Fatinitza ist eine Operette in drei Akten von Franz von Suppè (Musik) nach einem Libretto von Camillo Walzel und Richard Genée, die am 5. Januar 1876 im Carltheater in Wien uraufgeführt wurde.

Eduard Rogati und Herbert Witt (Text) und Bruno Uher (Musik) erstellten 1950 für das Gärtnerplatz-Theater in München eine Neufassung, die einen tiefen Eingriff in den Stil des Originals mit zum Teil moderneren Tanzrythmen darstellt. Diese Fassung hat sich aber nicht auf den Bühnen durchgesetzt. In jüngster Zeit sind eher Bestrebungen zu beobachten, der Originalfassung wieder Geltung zu verschaffen. Die nachfolgend beschriebene Handlung und die Beurteilung der Musik bezieht sich ebenfalls auf die Originalfassung.[1]

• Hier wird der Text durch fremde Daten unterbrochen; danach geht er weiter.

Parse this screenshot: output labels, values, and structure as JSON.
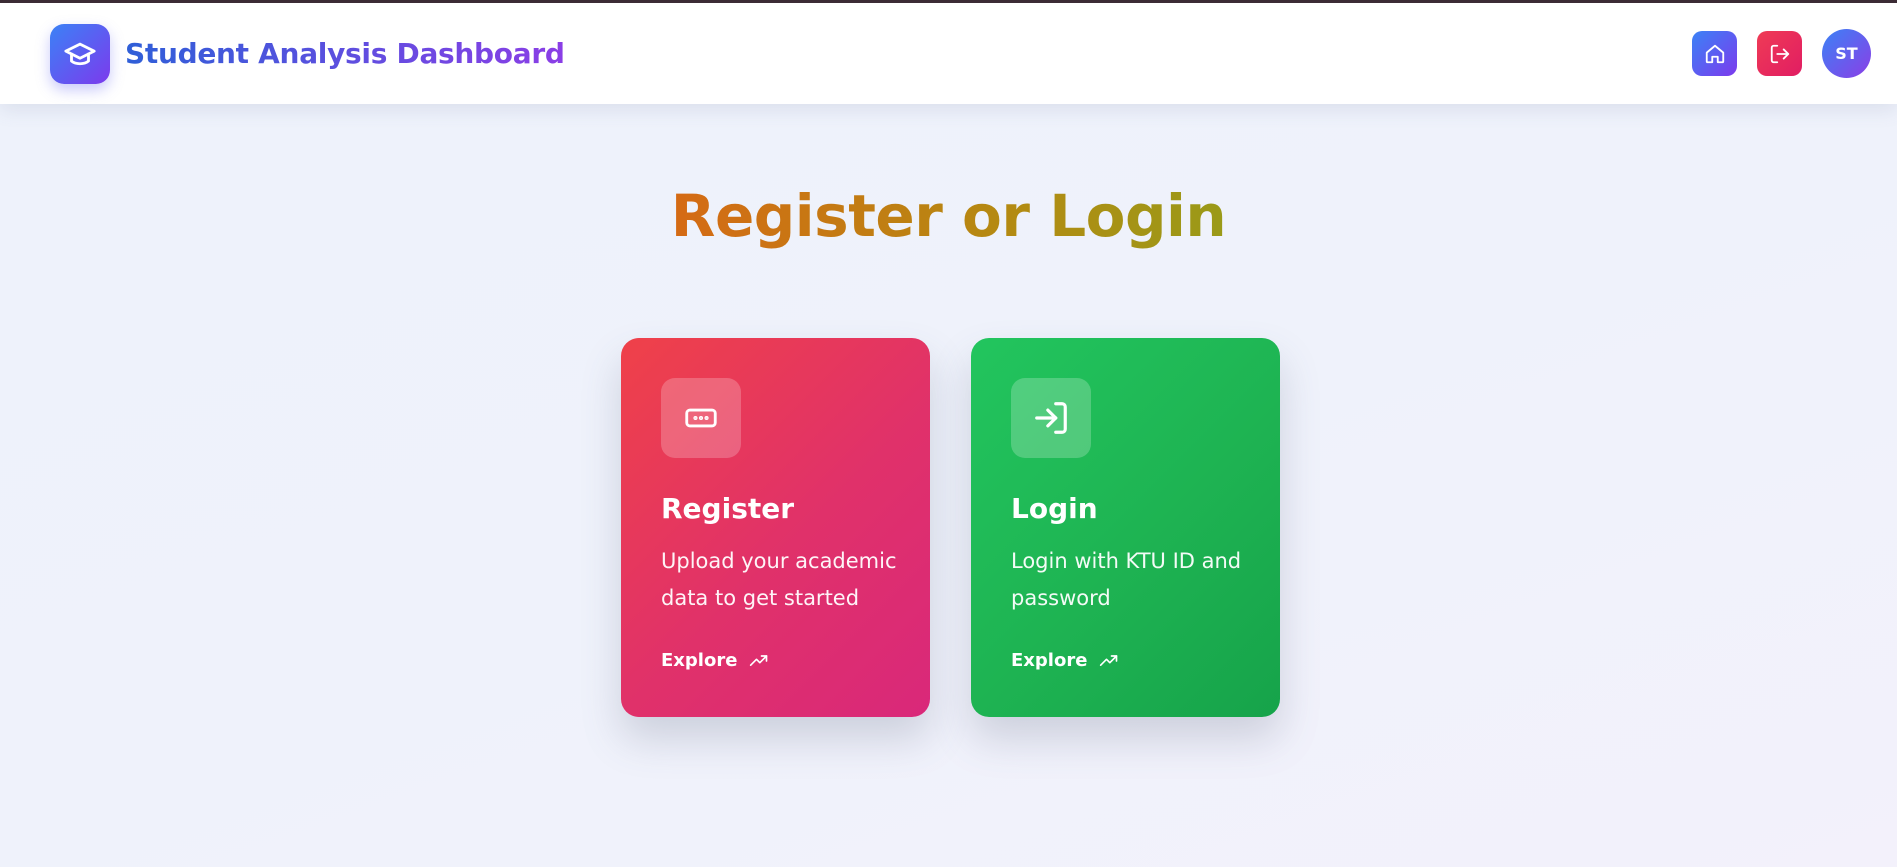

Henry Atwell Thomas: Suppé – Fatinitza (1879)

Die Operette spielt in der Türkei und in Odessa zur Zeit des Krimkrieges (1853–1856).

Bild: Feldlager der Russen

Der erste Akt spielt während des Krimkrieges, in einem russischen Lager bei Isaktscha, am westlichen Ufer des Donaudeltas, gegenüber einer türkischen Festung, die am anderen Donauufer liegt. Es ist strenger Winter, die Donau zugefroren. Beim morgendlichen Appell begrüßen die Kadetten ihren Sergeanten mit einer Schneeballschlacht. Nur der Leutnant Wladimir muss noch (mit einem Marschlied) geweckt werden und beschwert sich, dass man seinen schönen erotischen Traum gestört hat. Ein Marketender kommt ins Lager, verkauft Wodka und erfährt so ganz nebenbei etwas über die Mannschaftsstärke der Russen. Statt diesem wird aber dann kurz darauf ein Anderer als angeblicher Spion aufgegriffen. Wladimir erkennt in ihm jedoch Julian von Golz, einen deutschen Journalisten und Kriegsberichterstatter, auch kurz nur Reporter genannt. Dieser erklärt dann den staunenden Umstehenden, was ein Reporter eigentlich ist: „Ein Reporter ist ein Mann, dem man nichts verbergen kann“.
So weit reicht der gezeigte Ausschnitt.